Leaning In: Leadership, Growth Mindset and Covid-19
By Dr’s Carlos Davidovich, MD., & Tatijana Busic, Ph.D.
What is a Growth Mindset?
The current global crisis brings an onslaught of challenge and disruption. Resilience – the ability to manage, recover and thrive, through disruption and loss, is paramount. We believe that strengthening resilience, requires leaning-in to a growth mindset.
Dr. Carol Dweck from Stanford University, identified that people who lean toward a fixed mindset, view talent and skill as either present or absent. In other words, you either have what it takes or you don’t. While people who lean toward a growth mindset believe that talent and skill evolve and can be developed. Challenges are seen as opportunities. This influential work has become an essential framework for building human talent, engagement and the ability to thrive through adversity.
Why a Growth Mindset is Crucial During Crisis
Covid-19 has influenced every facet of our world. Many people have leaned toward a survival mindset, shifting from calm and rational to panicked and reactionary. This survival response is very normal but has negative impacts on people and systems, especially during crisis.
State of mind is a set of attitudes. It reflects the mental habits people form vis-à-vis past experience. When we talk about habits, we’re really talking about beliefs. Beliefs are learned and can therefore be edited or unlearned. “It is not who you are that is holding you back but who you think you are not”.
Here are some common fixed mindset thoughts humans experience during crisis:
- “Someone else can do better”·
- “Maybe I don’t have the necessary skills.”·
- “What if I mess up, cause harm and lose credibility?”
Here are some common growth mindset thoughts humans experience during crisis:
- “I can always learn and figure this out”·
- “This can be a great opportunity to develop”·
- “A year ago, I would not have done this well, I am learning”
“Cultivating a growth mindset is the engine for healthy culture,
well-being, transformation and innovation. And it begins with leaders. ”
Implications of Fixed vs. Growth
When we think and behave from a fixed mindset, we tend to perceive uncertainty as threatening. If uncertainty equals threat and we believe that talent and skill are fixed, why bother? See the pattern here? A fixed mindset dampens curiosity and other executive functions of the brain that are needed for strategic thinking and high impact action.

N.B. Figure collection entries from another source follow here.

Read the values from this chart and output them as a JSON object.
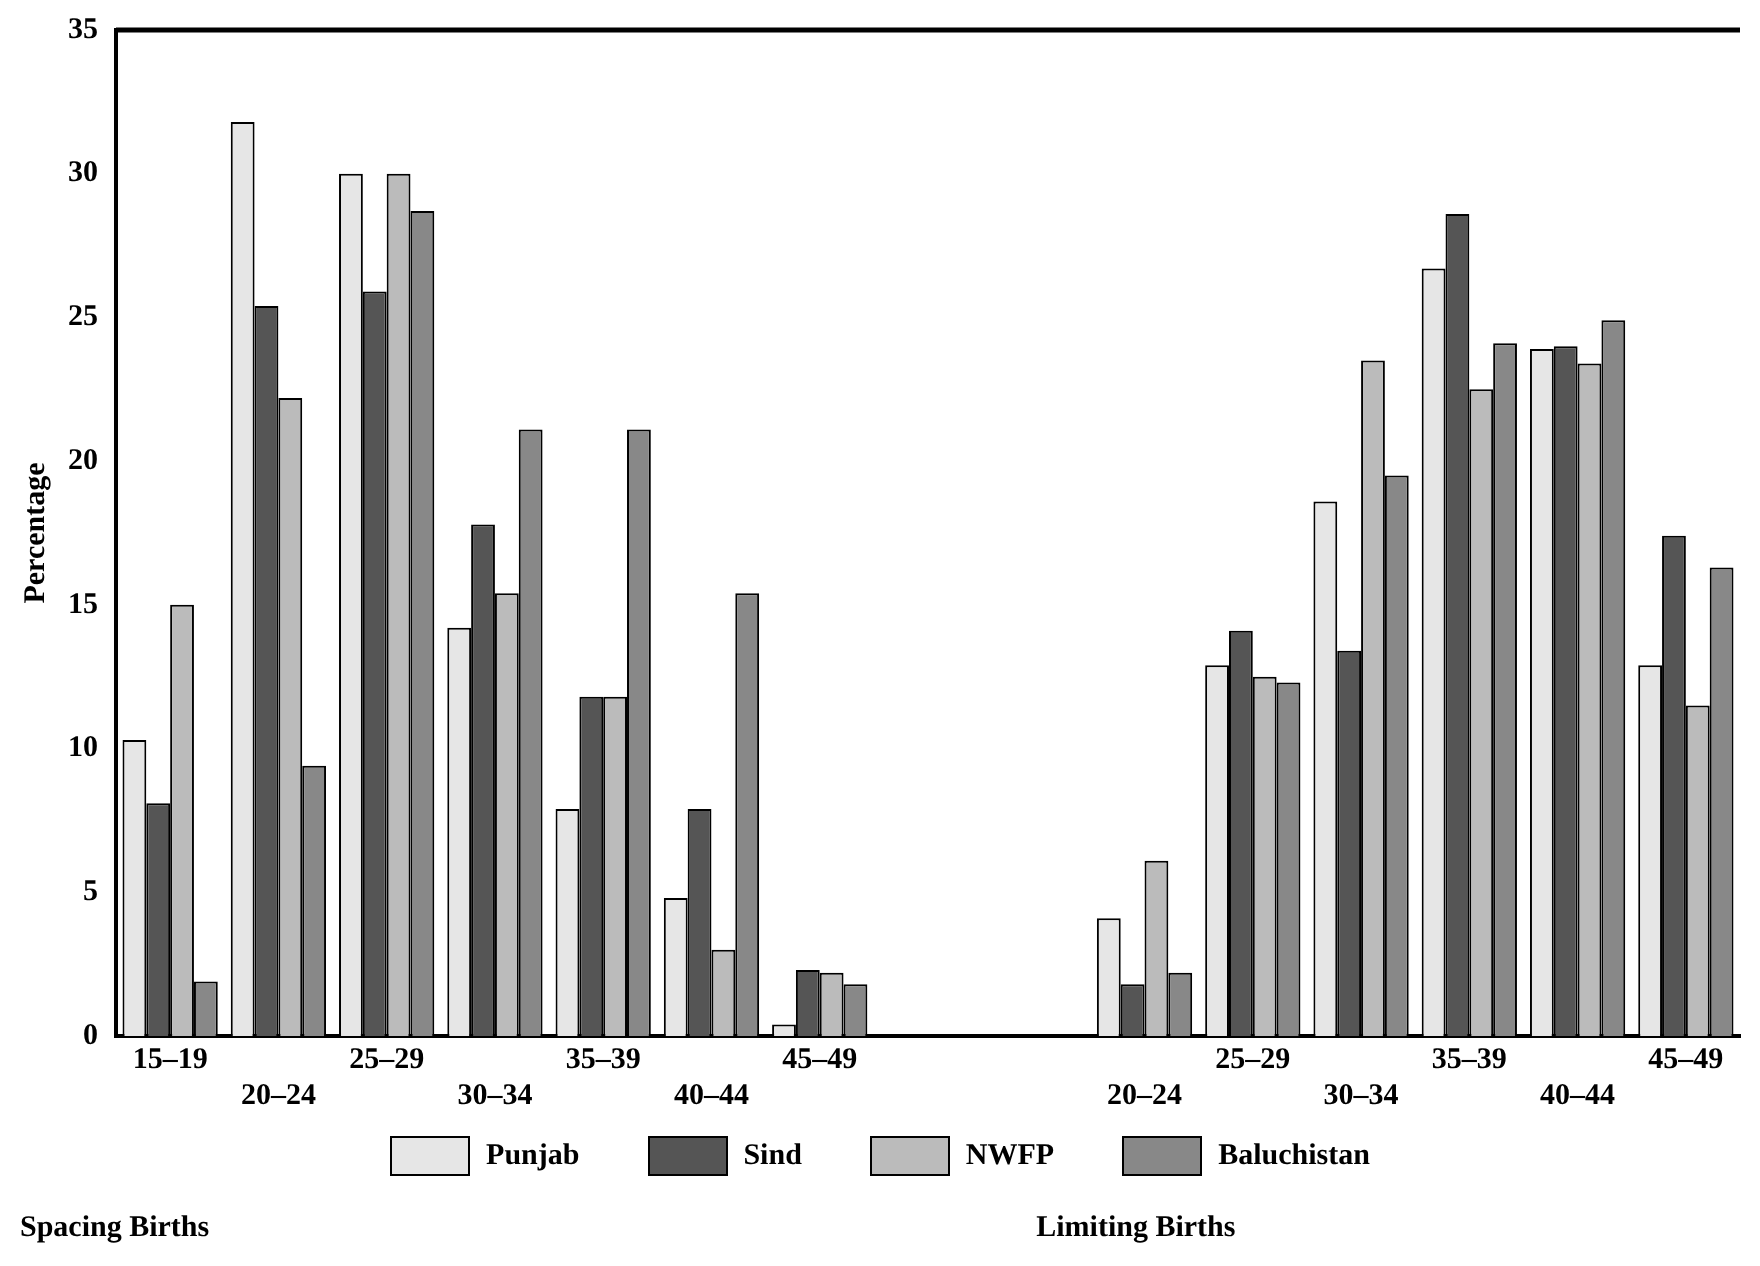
{
  "chart_data": {
    "type": "bar",
    "ylabel": "Percentage",
    "categories": [
      "15–19",
      "20–24",
      "25–29",
      "30–34",
      "35–39",
      "40–44",
      "45–49",
      null,
      null,
      "20–24",
      "25–29",
      "30–34",
      "35–39",
      "40–44",
      "45–49"
    ],
    "series": [
      {
        "name": "Punjab",
        "color": "#e6e6e6",
        "values": [
          10.3,
          31.8,
          30,
          14.2,
          7.9,
          4.8,
          0.4,
          null,
          null,
          4.1,
          12.9,
          18.6,
          26.7,
          23.9,
          12.9
        ]
      },
      {
        "name": "Sind",
        "color": "#555555",
        "values": [
          8.1,
          25.4,
          25.9,
          17.8,
          11.8,
          7.9,
          2.3,
          null,
          null,
          1.8,
          14.1,
          13.4,
          28.6,
          24.0,
          17.4
        ]
      },
      {
        "name": "NWFP",
        "color": "#bbbbbb",
        "values": [
          15,
          22.2,
          30,
          15.4,
          11.8,
          3.0,
          2.2,
          null,
          null,
          6.1,
          12.5,
          23.5,
          22.5,
          23.4,
          11.5
        ]
      },
      {
        "name": "Baluchistan",
        "color": "#888888",
        "values": [
          1.9,
          9.4,
          28.7,
          21.1,
          21.1,
          15.4,
          1.8,
          null,
          null,
          2.2,
          12.3,
          19.5,
          24.1,
          24.9,
          16.3
        ]
      }
    ],
    "ylim": [
      0,
      35
    ],
    "yticks": [
      0,
      5,
      10,
      15,
      20,
      25,
      30,
      35
    ],
    "grid": false,
    "legend": "bottom",
    "annotations": [
      "Spacing Births",
      "Limiting Births"
    ]
  }
}
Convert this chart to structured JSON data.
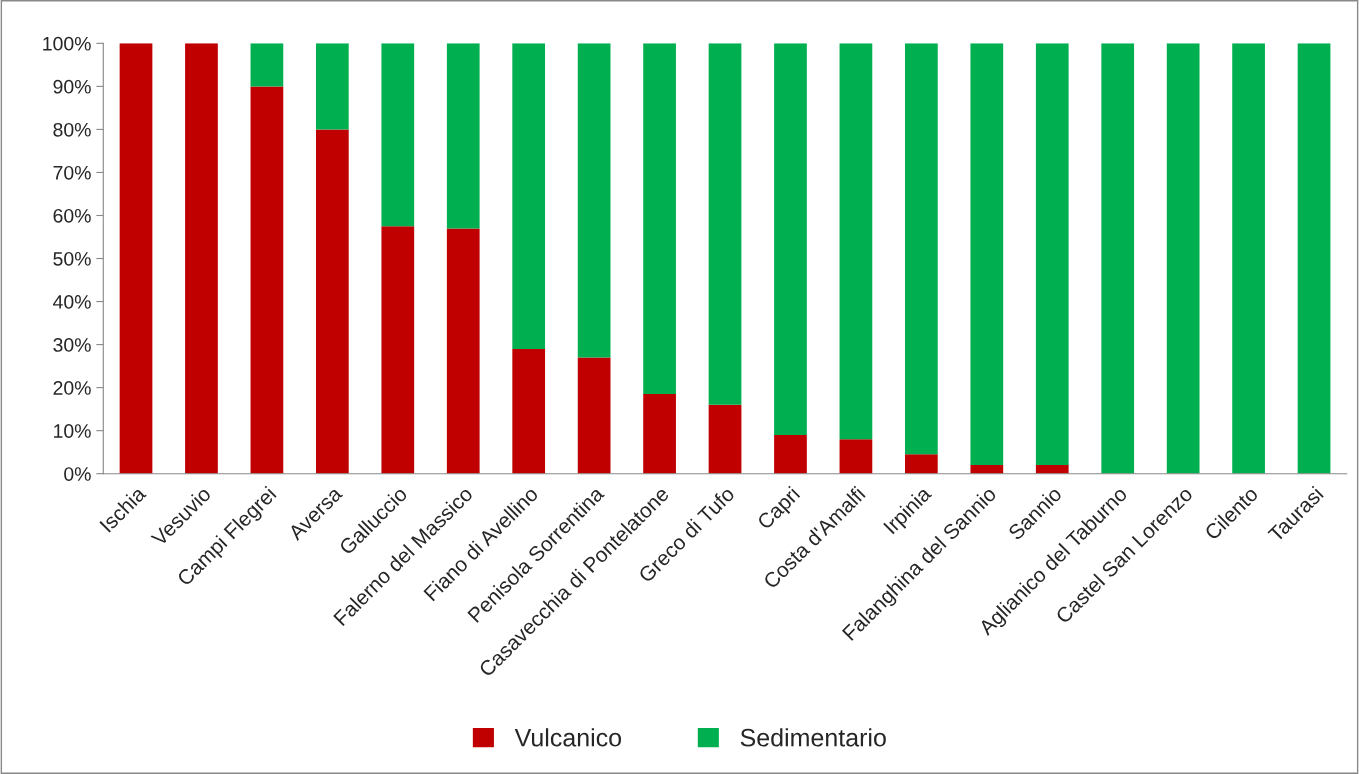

On the other hand, a growth mindset views uncertainty as a challenge. An opportunity to learn, grow and evolve. For organizations to thrive from the traumatic impacts of Covid-19, the choice is clear. Cultivating a growth mindset is the engine for healthy culture, well-being, transformation and innovation. And it begins with leaders.
When leaders demonstrate a growth mindset, they model the what, why, and how of leaning into the uncertainty of Covid-19. They foster the agility, engagement, and resourceful thinking and action that we all need right now.
Tatijana & Carlos
Dweck, C. (2015). Carol Dweck revisits the growth mindset. Education Week, 35(5), 20-24.
Dweck, C. S. (2016). Mindset: The new psychology of success. Penguin Random House, New York.